Peskov'dan Türkiye anıları: Ankara'dan Moskova'ya sürerek otomobil götürdüm
Abone olKremlin Sözcüsü Dmitriy Peskov, Türkiye anlılarını kamuoyu ile paylaştı. Peskov, devlet görevine ilk başladığı zamanlarda birkaç kez Türkiye'den Rusya’ya kendi sürerek otomobil götürdüğünü anlattı.
Peskov, devlet görevine ilk başladığı ve memurlar için bugünkü
kısıtlamaların olmadığı zamanlarda birkaç kez Türkiye'den Rusya’ya
kendi sürerek otomobil götürdüğünü anlattı. Kremlin
Sözcüsü, “Devlet görevine kısıtlamalar olmadığı zaman
başladım. Daha o zamanlar Dışişleri Bakanlığı’nda, devlet
görevindeyken farklı birçok işle uğraşmıştık. O zamanlar maaşlar
çok düşüktü ve bu nedenle (yeterli gelir için) çok ciddi çaba sarf
etmek gerekiyordu” diye konuştu.
"3-5 yıllık otomobil satın alıp, sürerek gidiyorduk"
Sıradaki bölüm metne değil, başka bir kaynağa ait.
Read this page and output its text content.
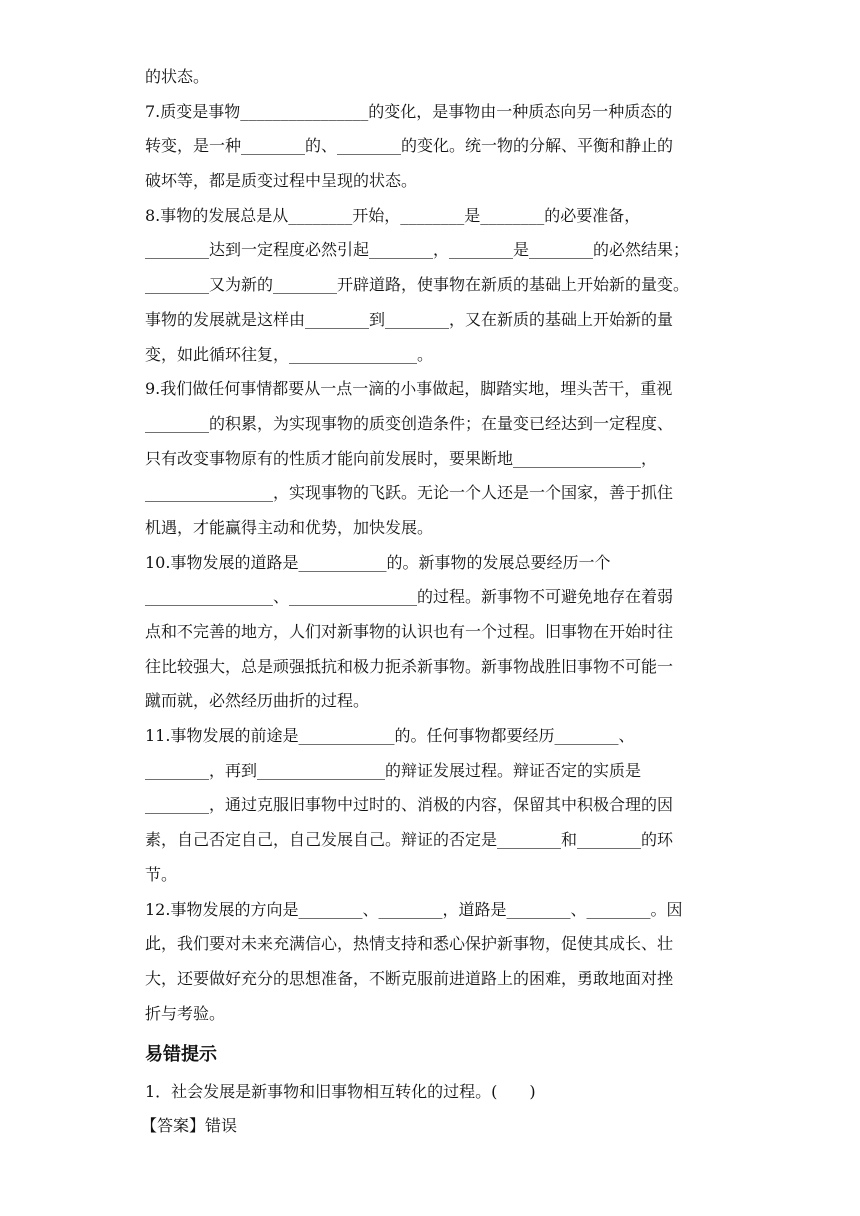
的状态。
7.质变是事物________________的变化，是事物由一种质态向另一种质态的
转变，是一种________的、________的变化。统一物的分解、平衡和静止的
破坏等，都是质变过程中呈现的状态。
8.事物的发展总是从________开始，________是________的必要准备，
________达到一定程度必然引起________，________是________的必然结果；
________又为新的________开辟道路，使事物在新质的基础上开始新的量变。
事物的发展就是这样由________到________，又在新质的基础上开始新的量
变，如此循环往复，________________。
9.我们做任何事情都要从一点一滴的小事做起，脚踏实地，埋头苦干，重视
________的积累，为实现事物的质变创造条件；在量变已经达到一定程度、
只有改变事物原有的性质才能向前发展时，要果断地________________，
________________，实现事物的飞跃。无论一个人还是一个国家，善于抓住
机遇，才能赢得主动和优势，加快发展。
10.事物发展的道路是___________的。新事物的发展总要经历一个
________________、________________的过程。新事物不可避免地存在着弱
点和不完善的地方，人们对新事物的认识也有一个过程。旧事物在开始时往
往比较强大，总是顽强抵抗和极力扼杀新事物。新事物战胜旧事物不可能一
蹴而就，必然经历曲折的过程。
11.事物发展的前途是____________的。任何事物都要经历________、
________，再到________________的辩证发展过程。辩证否定的实质是
________，通过克服旧事物中过时的、消极的内容，保留其中积极合理的因
素，自己否定自己，自己发展自己。辩证的否定是________和________的环
节。
12.事物发展的方向是________、________，道路是________、________。因
此，我们要对未来充满信心，热情支持和悉心保护新事物，促使其成长、壮
大，还要做好充分的思想准备，不断克服前进道路上的困难，勇敢地面对挫
折与考验。
易错提示
1．社会发展是新事物和旧事物相互转化的过程。(　　)
【答案】错误
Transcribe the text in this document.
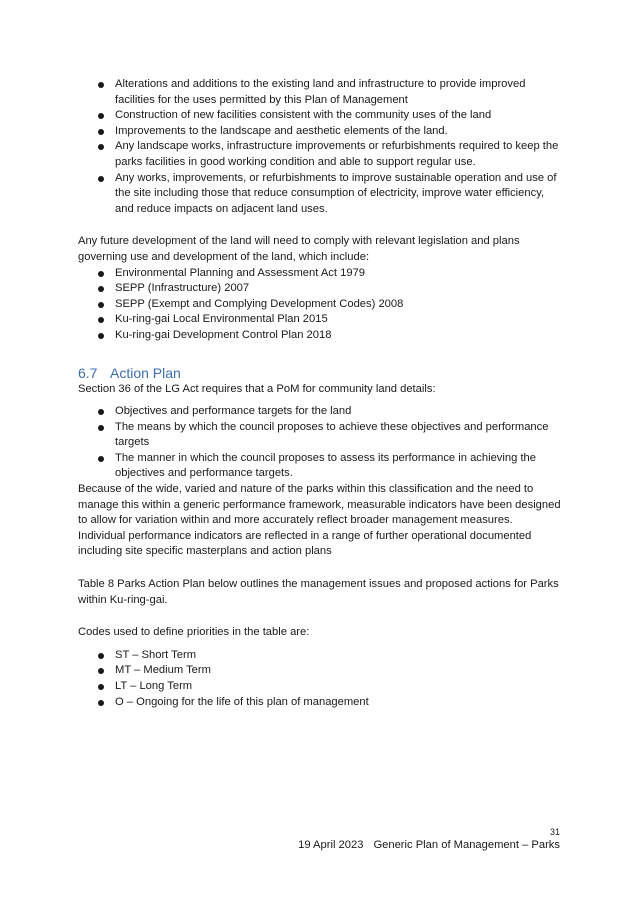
Alterations and additions to the existing land and infrastructure to provide improved facilities for the uses permitted by this Plan of Management
Construction of new facilities consistent with the community uses of the land
Improvements to the landscape and aesthetic elements of the land.
Any landscape works, infrastructure improvements or refurbishments required to keep the parks facilities in good working condition and able to support regular use.
Any works, improvements, or refurbishments to improve sustainable operation and use of the site including those that reduce consumption of electricity, improve water efficiency, and reduce impacts on adjacent land uses.

Any future development of the land will need to comply with relevant legislation and plans governing use and development of the land, which include:

Environmental Planning and Assessment Act 1979
SEPP (Infrastructure) 2007
SEPP (Exempt and Complying Development Codes) 2008
Ku-ring-gai Local Environmental Plan 2015
Ku-ring-gai Development Control Plan 2018
6.7 Action Plan

Section 36 of the LG Act requires that a PoM for community land details:

Objectives and performance targets for the land
The means by which the council proposes to achieve these objectives and performance targets
The manner in which the council proposes to assess its performance in achieving the objectives and performance targets.

Because of the wide, varied and nature of the parks within this classification and the need to manage this within a generic performance framework, measurable indicators have been designed to allow for variation within and more accurately reflect broader management measures. Individual performance indicators are reflected in a range of further operational documented including site specific masterplans and action plans

Table 8 Parks Action Plan below outlines the management issues and proposed actions for Parks within Ku-ring-gai.

Codes used to define priorities in the table are:

ST – Short Term
MT – Medium Term
LT – Long Term
O – Ongoing for the life of this plan of management
31
19 April 2023 Generic Plan of Management – Parks
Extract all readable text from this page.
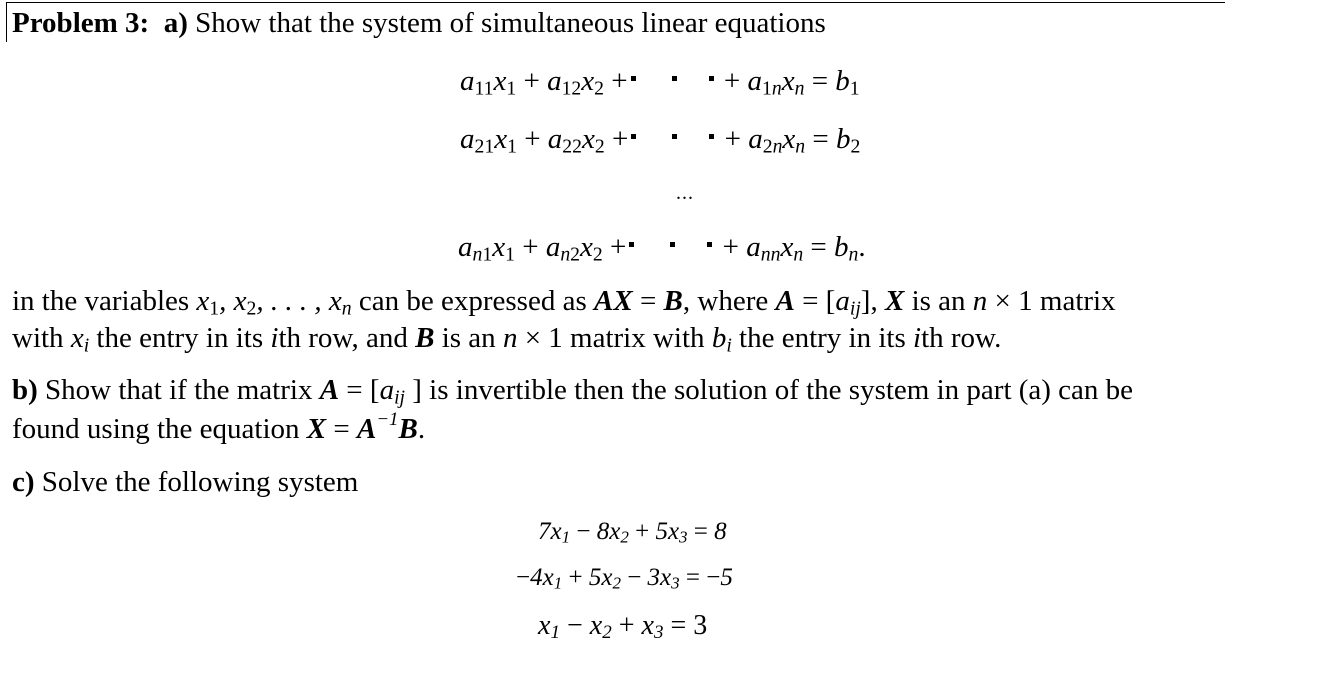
Problem 3: a) Show that the system of simultaneous linear equations
$a_{11}x_1 + a_{12}x_2$ +	+ $a_{1n}x_n = b_1$
$a_{21}x_1 + a_{22}x_2$ +	+ $a_{2n}x_n = b_2$
...
$a_{n1}x_1 + a_{n2}x_2$ +	+ $a_{nn}x_n = b_n$.
in the variables $x_1$, $x_2$, . . . , $x_n$ can be expressed as AX = B, where $A = [a_{ij}]$, X is an n × 1 matrix
with $x_i$ the entry in its ith row, and B is an n × 1 matrix with $b_i$ the entry in its ith row.
b) Show that if the matrix $A = [a_{ij}$ ] is invertible then the solution of the system in part (a) can be
found using the equation $X = A^{-1}B$.
c) Solve the following system
$7x_1 - 8x_2 + 5x_3 = 8$
$-4x_1 + 5x_2 - 3x_3 = -5$
$x_1 - x_2 + x_3 = 3$
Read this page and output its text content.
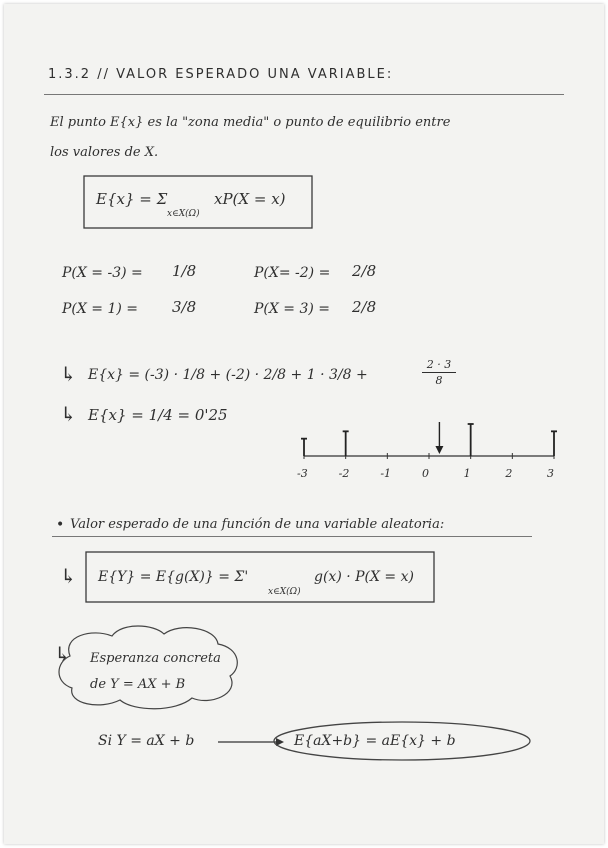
1.3.2 // VALOR ESPERADO UNA VARIABLE:
El punto E{x} es la "zona media" o punto de equilibrio entre
los valores de X.
E{x} = Σ	xP(X = x)
x∈X(Ω)
P(X = -3) = 1/8	P(X= -2) = 2/8
P(X = 1) = 3/8	P(X = 3) = 2/8
↳ E{x} = (-3) · 1/8 + (-2) · 2/8 + 1 · 3/8 +
2 · 3
8
↳ E{x} = 1/4 = 0'25
-3	-2	-1	0	1	2	3
• Valor esperado de una función de una variable aleatoria:
↳ E{Y} = E{g(X)} = Σ'	g(x) · P(X = x)
x∈X(Ω)
↳ Esperanza concreta
de Y = AX + B
Si Y = aX + b	E{aX+b} = aE{x} + b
Çabalarının ne yönde olduğu sorusuna, “Bir şeylerle ticaret yapmaya, alıp satmaya çalışıyorduk, o zamanlar ülkemizin tamamı bu işlerle uğraşıyordu” yanıtını veren Peskov, şöyle devam etti: Benim şahsen bir-iki defa Türkiye’den, Ankara-Moskova istikametinde direksiyona geçerek otomobil götürdüğüm oldu. Dolaşarak Bulgaristan, Romanya, Moldova, Ukrayna üzerinden, ayrıca feribotla gidilebiliyordu. O zamanlar diplomatlar birkaç ayda bir otomobil gümrük vergisinden muaf tutuluyordu. Ve bu bir işe dönüşmüştü, 3-5 yıllık otomobil satın alıp, sürerek gidiyorduk.
"Hepimiz bundan geçtik"
Kendisi dahil herkesin bundan geçtiğini söyleyen
Peskov, “Şu anda çok saygın insanlar olan arkadaşlarım var, o
zaman İstanbul’dan yola çıkıyor, otobüslerde 2 gece Çerkizovskiy
Pazarı’na (Moskova’da her türlü mal ve ürünün satıldığı ünlü büyük
pazar) götürdükleri hurçların üzerinde uyurlardı. Hepimiz bundan
geçtik, burada özel bir durum söz konusu değil” ifadelerini
kullandı.
"Çeşitli cumhuriyetlerin faaliyetlerini izliyorduk"
Türkiye’deki çalışmalarını da anımsayan Peskov, sözlerini şöyle tamamladı: Ankara'da çalışırken, Rusya Federasyonu'ndan bağımsızlıklarını ilan etmek isteyen, dünya genelinde kendi sözde büyükelçiliklerini açma niyetinde olan çeşitli cumhuriyetlerin faaliyetlerini izliyorduk. O zaman neredeyse Sovyetler Birliği zamanında olduğu gibi ‘bağımsızlık geçit töreni’ (Sovyetler Birliği’nin dağılma süreci) başlayacaktı. O dönem Putin gelmeseydi, ülkemiz dahi olmayacaktı. Tüm bunlara tanıklık ettim.